6 Financiële consequenties Uitvoering geven aan de beleidsnotitie proactie is met de huidige structurele capaciteit mogelijk. Dat wil zeggen dat invulling wordt gegeven aan het beleid door de regionale adviseurs proactie in combinatie met 2
de gemeentelijke functionarissen die proactie in hun takenpakket hebben. In de praktijk komt dit neer op een beschikbare capaciteit van 2.5 fte op regionaal niveau en een gemeentelijke capaciteit, die versnipperd over de regio 4.4 fte oplevert. De beleidsnotitie proactie kan met deze capaciteit worden uitgevoerd en is daarom onder voorbehoud budgettair neutraal. Zoals vermeld in de doelstellingen 2004-2006 is het wenselijk om op kringniveau te investeren in het vergroten van kennis en –vaardigheden op het gebied van proactie. Vooruitlopend op de periode na 2006 zou het daarom goed zijn middelen te reserveren om hieraan op termijn invulling te geven. Concreet betekent dit, gegeven de huidige opleidingskosten voor de opleiding tot veiligheidsconsultant, 12.420,- per persoon.
2 De gemeentelijk commandanten en medewerkers proactie.

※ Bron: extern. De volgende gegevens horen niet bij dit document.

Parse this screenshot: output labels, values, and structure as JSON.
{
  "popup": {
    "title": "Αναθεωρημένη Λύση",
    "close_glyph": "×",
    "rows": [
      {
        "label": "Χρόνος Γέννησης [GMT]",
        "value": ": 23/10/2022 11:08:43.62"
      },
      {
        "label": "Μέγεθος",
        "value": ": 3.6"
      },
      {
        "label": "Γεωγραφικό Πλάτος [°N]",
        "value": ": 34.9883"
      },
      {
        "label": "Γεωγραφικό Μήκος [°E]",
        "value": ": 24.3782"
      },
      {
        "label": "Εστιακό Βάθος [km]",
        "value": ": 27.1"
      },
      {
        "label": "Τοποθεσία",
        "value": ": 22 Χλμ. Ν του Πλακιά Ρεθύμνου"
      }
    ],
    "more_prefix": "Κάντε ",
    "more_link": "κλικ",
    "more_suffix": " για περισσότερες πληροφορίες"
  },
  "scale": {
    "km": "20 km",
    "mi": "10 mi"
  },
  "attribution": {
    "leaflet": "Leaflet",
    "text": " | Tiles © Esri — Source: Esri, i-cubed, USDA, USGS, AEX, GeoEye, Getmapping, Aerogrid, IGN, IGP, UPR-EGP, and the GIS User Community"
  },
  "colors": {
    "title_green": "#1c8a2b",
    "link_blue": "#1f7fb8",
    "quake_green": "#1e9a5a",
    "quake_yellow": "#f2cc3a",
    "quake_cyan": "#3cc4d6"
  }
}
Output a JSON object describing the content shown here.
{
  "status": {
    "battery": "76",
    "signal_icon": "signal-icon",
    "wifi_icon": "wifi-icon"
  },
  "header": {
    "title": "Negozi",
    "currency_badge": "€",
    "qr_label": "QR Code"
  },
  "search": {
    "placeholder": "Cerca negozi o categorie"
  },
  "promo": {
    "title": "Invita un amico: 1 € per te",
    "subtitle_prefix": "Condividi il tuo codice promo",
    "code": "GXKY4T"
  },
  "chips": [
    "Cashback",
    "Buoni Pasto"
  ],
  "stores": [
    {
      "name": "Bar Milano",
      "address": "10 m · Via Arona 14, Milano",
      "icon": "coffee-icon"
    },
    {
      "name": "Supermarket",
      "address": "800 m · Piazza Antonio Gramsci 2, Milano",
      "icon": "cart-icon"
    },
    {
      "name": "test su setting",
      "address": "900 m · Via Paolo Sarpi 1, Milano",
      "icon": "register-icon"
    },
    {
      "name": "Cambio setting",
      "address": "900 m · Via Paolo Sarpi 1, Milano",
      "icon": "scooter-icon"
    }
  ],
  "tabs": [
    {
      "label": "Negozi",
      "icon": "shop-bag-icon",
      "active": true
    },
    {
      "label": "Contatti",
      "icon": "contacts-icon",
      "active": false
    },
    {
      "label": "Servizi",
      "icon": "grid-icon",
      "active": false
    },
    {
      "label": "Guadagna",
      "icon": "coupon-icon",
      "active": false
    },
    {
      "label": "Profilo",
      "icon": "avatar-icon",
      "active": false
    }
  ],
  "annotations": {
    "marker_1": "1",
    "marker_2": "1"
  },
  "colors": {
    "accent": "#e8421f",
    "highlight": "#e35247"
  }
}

7 Conclusie De beleidsnotitie proactie 2004-2006 Vormgeven aan veiligheid geeft vorm aan de proactiegerelateerde beleidsvoornemens uit het beleidsplan 2003-2006 Samen voor veiligheid. De proactievisie 2010 is vertaald in concrete doelstellingen voor 2004-2006, zoals weergegeven in het productenboek proactie. De beleidsnotitie proactie geeft invulling aan proactie, geeft vorm aan veiligheid én creëert kwaliteit. Hiermee wordt een voorzet gegeven ten aanzien van de bestaande doelstelling om kennis en -vaardigheden te vergroten en te verspreiden én proactieve veiligheid ambtelijk en bestuurlijk in te bedden. Daarnaast wordt er een groot beroep gedaan op regionale samenwerking, met een differentiatie afhankelijk van de lokale en de regionale rol.